I obeyed. Did my hair somehow, crammed my hat on anyhow, and down the stairs I went. A pretty task to set me! Down the kitchen stairs I hurried, to the area door, on the glass window of which vigorous knuckles were beating a sort of tattoo. The moment I opened it I was greeted in the most surprising way.

“Now then, slowcoach, you seem to take some time a-washing of yourself! Think I’ve got nothing else to do except keep on a-waiting here all day?”

I was astonished. I fancy, when he saw me, that the speaker was astonished too, though he scarcely showed it in a manner which I thought fitting.

“Hollo! beg pardon! my crikey! Are you the new young lady?”

Evidently this was a person who needed a good deal of freezing. I wondered that even Jane had not succeeded in snubbing him into better manners. I assumed my most dignified bearing—which is not saying much, for dignity is not my strongest point—and was as frigid as the fact that my actual temperature was somewhere about boiling point permitted.

“Please give me the bread.”

“That’s all right! I’ll give it you with the very greatest pleasure; and I’d like to give you something else as well.”

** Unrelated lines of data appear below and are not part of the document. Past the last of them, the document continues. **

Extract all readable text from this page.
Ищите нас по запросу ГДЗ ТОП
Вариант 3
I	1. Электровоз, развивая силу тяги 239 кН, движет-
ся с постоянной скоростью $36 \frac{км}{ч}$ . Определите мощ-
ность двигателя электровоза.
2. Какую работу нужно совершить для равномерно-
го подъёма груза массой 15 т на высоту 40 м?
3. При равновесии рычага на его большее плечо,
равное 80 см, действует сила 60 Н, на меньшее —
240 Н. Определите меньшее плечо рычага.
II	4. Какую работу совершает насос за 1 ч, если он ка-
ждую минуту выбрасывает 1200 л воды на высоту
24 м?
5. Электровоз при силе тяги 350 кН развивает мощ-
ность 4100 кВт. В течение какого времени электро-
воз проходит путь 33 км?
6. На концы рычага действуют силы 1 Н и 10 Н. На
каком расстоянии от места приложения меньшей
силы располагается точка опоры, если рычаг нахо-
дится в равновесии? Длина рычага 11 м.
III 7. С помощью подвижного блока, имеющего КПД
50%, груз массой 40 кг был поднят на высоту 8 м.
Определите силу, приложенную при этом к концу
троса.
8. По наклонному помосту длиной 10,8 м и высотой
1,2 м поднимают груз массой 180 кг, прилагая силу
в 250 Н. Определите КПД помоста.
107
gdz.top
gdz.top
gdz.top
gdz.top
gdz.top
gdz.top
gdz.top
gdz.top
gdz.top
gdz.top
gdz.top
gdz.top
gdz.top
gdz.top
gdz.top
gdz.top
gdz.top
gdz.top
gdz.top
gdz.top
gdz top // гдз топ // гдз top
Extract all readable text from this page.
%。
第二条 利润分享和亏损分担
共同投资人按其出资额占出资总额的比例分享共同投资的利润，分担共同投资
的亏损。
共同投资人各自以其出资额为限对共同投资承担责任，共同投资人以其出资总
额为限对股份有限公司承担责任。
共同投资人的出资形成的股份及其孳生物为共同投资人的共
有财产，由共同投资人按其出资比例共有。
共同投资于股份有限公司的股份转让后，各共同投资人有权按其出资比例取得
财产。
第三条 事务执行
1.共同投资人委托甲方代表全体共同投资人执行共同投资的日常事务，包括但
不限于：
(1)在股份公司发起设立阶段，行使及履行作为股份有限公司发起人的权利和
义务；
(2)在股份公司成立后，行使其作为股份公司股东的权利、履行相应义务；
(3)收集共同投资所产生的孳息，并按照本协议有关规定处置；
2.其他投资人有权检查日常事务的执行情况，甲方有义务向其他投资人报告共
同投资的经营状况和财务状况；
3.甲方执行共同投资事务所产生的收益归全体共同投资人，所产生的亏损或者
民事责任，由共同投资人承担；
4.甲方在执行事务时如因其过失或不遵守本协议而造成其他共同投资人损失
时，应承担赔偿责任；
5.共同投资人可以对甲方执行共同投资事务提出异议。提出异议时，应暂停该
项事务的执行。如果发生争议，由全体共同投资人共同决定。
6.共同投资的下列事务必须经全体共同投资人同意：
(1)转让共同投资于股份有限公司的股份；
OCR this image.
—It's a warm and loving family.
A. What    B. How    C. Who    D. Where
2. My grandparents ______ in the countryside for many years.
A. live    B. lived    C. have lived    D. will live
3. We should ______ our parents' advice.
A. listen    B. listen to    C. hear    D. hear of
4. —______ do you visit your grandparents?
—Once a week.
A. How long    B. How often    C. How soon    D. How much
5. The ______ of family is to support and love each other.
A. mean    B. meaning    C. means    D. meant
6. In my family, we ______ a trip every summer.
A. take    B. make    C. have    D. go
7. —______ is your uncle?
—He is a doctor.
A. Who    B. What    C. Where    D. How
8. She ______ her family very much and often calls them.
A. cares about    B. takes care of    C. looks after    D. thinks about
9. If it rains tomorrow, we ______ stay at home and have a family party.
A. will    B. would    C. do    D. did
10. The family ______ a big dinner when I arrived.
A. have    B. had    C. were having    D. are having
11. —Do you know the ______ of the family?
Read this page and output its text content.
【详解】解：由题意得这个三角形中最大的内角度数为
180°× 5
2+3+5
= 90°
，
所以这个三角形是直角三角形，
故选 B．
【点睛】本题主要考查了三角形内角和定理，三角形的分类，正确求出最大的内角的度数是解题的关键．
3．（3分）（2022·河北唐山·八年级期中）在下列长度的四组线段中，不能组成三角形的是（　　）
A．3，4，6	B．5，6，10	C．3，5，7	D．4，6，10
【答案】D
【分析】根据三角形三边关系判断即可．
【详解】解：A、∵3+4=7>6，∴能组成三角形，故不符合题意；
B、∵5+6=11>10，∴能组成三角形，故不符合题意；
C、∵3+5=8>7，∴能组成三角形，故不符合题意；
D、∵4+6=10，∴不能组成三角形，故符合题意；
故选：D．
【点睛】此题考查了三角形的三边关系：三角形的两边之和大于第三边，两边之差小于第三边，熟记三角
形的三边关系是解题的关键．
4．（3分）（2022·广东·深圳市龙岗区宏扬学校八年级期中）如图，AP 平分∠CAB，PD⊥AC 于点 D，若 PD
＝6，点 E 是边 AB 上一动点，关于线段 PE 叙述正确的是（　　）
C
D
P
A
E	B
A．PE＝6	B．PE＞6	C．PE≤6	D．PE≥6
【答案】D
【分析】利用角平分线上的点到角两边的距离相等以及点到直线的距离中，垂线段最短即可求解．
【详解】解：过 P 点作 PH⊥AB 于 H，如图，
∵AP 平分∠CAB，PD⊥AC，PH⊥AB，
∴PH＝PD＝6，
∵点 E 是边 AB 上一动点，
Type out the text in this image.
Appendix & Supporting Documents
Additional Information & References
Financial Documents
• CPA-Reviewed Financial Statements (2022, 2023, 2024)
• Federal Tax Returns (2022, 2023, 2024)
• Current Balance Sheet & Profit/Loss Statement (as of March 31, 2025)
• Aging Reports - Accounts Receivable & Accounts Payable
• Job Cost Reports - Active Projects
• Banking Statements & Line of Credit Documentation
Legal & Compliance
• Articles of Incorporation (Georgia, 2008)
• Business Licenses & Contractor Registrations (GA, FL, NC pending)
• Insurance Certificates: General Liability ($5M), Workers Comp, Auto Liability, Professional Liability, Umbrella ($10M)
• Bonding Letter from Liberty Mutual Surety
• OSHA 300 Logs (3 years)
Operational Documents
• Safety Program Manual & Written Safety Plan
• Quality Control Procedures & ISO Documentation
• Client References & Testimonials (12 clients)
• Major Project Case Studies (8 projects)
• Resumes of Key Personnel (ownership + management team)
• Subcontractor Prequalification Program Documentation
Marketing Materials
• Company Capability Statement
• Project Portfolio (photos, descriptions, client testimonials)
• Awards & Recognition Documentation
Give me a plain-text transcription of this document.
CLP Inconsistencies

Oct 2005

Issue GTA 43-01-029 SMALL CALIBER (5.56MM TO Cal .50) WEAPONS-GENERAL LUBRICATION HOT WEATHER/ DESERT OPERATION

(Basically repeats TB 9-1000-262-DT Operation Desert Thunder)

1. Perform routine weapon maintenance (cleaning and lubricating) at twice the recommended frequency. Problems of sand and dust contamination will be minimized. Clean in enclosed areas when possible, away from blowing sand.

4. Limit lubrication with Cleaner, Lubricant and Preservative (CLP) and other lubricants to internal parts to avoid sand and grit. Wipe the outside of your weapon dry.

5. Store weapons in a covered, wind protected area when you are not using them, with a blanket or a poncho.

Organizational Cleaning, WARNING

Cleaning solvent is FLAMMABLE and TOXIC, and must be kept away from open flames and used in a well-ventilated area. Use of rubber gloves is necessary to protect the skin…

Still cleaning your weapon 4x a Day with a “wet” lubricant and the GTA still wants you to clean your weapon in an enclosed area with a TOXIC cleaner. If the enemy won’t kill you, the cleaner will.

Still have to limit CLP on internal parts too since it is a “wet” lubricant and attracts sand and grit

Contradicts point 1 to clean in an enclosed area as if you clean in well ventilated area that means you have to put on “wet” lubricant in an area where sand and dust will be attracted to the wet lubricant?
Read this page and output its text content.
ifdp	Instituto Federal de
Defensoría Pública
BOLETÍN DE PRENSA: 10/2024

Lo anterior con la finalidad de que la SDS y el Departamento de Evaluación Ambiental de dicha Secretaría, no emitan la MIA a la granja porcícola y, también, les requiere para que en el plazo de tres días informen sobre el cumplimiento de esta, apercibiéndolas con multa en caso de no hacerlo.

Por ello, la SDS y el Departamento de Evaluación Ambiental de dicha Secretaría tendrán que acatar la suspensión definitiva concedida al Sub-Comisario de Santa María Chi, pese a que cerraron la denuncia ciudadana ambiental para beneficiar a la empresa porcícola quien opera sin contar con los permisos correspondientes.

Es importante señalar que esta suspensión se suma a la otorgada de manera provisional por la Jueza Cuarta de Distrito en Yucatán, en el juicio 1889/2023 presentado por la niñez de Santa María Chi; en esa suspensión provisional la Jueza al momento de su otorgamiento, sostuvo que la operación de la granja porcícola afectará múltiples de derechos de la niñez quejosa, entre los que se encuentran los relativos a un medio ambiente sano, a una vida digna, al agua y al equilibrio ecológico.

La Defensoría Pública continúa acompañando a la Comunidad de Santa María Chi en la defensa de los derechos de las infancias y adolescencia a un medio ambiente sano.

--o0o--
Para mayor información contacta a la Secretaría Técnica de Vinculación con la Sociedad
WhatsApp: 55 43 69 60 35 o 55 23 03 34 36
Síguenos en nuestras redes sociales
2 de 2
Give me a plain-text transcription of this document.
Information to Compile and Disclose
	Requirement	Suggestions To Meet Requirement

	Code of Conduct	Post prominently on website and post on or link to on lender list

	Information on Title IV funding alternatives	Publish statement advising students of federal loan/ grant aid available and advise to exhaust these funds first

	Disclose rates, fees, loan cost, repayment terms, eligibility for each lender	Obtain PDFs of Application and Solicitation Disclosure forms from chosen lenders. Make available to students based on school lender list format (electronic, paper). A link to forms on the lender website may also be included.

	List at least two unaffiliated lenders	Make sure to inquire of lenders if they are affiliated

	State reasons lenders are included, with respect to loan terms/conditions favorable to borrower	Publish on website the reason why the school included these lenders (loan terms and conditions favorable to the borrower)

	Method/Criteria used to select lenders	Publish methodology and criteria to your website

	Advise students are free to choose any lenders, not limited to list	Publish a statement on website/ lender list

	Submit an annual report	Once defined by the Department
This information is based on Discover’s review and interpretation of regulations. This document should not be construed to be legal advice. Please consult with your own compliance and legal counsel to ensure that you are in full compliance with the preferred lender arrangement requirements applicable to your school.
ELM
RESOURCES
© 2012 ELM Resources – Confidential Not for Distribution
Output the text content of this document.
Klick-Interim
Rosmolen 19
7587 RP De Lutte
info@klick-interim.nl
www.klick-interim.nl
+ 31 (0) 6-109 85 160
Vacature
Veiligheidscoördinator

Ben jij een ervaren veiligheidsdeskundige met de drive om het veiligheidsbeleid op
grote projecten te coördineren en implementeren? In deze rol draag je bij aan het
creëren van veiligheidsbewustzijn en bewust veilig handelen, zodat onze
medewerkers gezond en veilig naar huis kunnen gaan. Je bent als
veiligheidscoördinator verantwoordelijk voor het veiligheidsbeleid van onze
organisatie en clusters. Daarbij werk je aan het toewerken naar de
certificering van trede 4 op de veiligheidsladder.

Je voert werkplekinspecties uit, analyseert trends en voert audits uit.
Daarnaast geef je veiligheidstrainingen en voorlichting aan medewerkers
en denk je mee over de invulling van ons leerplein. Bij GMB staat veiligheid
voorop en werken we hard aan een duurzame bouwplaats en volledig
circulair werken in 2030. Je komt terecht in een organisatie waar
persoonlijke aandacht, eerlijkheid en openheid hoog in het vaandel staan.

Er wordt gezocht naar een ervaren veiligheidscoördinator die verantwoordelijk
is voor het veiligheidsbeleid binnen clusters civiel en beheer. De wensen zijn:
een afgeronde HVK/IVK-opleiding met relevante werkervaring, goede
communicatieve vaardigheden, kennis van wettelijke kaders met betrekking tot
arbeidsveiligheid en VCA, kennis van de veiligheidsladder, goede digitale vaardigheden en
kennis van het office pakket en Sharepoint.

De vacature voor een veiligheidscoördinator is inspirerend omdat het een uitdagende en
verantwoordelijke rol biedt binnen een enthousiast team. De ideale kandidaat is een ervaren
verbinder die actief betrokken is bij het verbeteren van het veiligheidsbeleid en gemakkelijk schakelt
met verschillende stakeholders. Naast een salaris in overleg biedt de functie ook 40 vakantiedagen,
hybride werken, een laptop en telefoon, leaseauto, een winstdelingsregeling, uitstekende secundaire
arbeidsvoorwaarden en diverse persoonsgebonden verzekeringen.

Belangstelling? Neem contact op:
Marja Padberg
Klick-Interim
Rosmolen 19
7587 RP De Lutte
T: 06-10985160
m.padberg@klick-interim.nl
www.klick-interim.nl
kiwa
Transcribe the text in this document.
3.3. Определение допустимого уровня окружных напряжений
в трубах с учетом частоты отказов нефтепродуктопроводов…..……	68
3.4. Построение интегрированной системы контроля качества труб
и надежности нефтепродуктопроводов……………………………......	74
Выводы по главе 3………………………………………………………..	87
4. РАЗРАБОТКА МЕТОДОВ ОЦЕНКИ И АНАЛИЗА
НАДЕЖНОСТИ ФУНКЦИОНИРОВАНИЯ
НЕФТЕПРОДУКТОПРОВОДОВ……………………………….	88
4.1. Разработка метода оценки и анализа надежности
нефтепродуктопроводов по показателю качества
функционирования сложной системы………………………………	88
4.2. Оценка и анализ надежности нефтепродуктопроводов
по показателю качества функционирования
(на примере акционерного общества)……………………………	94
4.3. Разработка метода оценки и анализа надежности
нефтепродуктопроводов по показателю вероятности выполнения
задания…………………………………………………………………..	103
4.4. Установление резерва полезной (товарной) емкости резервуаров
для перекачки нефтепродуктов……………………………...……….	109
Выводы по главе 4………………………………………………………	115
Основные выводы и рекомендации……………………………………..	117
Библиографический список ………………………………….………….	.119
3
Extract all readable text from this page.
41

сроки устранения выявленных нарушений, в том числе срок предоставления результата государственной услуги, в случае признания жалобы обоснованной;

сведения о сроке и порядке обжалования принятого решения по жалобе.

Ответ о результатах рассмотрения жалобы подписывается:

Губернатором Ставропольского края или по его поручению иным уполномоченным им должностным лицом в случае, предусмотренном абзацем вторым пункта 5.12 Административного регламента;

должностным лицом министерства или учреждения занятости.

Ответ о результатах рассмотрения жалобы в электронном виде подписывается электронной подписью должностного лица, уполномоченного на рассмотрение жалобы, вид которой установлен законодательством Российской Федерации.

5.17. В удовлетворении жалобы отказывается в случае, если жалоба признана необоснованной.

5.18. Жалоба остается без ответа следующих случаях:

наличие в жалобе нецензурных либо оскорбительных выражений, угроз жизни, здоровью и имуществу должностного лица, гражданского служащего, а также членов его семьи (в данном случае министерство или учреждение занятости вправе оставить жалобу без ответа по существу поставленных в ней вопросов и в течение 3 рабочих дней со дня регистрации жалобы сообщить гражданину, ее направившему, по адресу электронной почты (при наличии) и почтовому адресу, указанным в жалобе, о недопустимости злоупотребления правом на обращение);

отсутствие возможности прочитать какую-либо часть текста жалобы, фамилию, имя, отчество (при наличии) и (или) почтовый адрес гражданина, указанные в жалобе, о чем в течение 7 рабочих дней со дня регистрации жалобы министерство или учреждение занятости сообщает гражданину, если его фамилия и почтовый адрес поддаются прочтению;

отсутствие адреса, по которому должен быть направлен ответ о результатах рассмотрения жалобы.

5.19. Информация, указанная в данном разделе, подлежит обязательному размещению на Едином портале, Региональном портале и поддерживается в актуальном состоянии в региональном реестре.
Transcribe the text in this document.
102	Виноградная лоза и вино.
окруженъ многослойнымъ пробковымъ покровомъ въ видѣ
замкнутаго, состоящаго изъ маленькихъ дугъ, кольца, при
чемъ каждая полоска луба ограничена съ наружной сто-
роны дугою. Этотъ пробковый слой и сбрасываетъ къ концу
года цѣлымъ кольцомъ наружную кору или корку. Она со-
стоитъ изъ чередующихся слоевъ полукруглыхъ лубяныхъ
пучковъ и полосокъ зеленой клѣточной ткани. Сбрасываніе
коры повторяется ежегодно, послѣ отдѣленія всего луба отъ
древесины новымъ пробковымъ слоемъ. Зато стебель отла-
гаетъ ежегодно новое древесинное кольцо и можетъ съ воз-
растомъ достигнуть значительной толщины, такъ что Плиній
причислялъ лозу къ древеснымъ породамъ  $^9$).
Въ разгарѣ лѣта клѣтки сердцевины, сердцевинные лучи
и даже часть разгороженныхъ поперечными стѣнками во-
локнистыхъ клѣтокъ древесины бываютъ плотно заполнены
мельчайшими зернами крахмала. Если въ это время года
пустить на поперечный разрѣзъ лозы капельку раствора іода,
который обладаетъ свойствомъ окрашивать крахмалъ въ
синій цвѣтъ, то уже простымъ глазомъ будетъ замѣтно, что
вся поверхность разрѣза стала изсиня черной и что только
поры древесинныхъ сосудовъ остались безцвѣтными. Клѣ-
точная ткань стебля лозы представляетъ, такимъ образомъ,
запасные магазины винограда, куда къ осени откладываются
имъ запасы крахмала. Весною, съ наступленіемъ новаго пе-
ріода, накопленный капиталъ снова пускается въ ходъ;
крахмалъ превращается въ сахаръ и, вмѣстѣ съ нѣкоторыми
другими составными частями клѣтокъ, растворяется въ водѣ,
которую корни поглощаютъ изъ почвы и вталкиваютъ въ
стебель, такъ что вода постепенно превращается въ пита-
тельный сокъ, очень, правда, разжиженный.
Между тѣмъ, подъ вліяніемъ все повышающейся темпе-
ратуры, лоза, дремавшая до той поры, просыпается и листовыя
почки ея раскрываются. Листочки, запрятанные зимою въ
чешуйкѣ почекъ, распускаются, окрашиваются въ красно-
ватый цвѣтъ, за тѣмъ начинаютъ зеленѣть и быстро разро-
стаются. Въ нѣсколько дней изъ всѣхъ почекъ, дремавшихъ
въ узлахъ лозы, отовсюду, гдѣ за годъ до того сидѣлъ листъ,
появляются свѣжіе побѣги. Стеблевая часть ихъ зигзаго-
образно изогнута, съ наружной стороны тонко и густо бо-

And before I could stop him, this remarkable individual was off at a gallop on a line which was distinctly his very own.

“My name’s Bob Stevens. I’ve been walking out with the young lady what was here before you. She left yesterday; cruel hard they treated her; no young lady couldn’t have stood it what had any spirit. This is a nice place, this is—five scratch-catting young women, and an old geeser of a mother. It won’t suit you; you’ll leave at the end of your month, they all of them do.”

That was an outrageous falsehood. Some of our servants have stopped with us more than a year. But it was impossible for me to contradict him.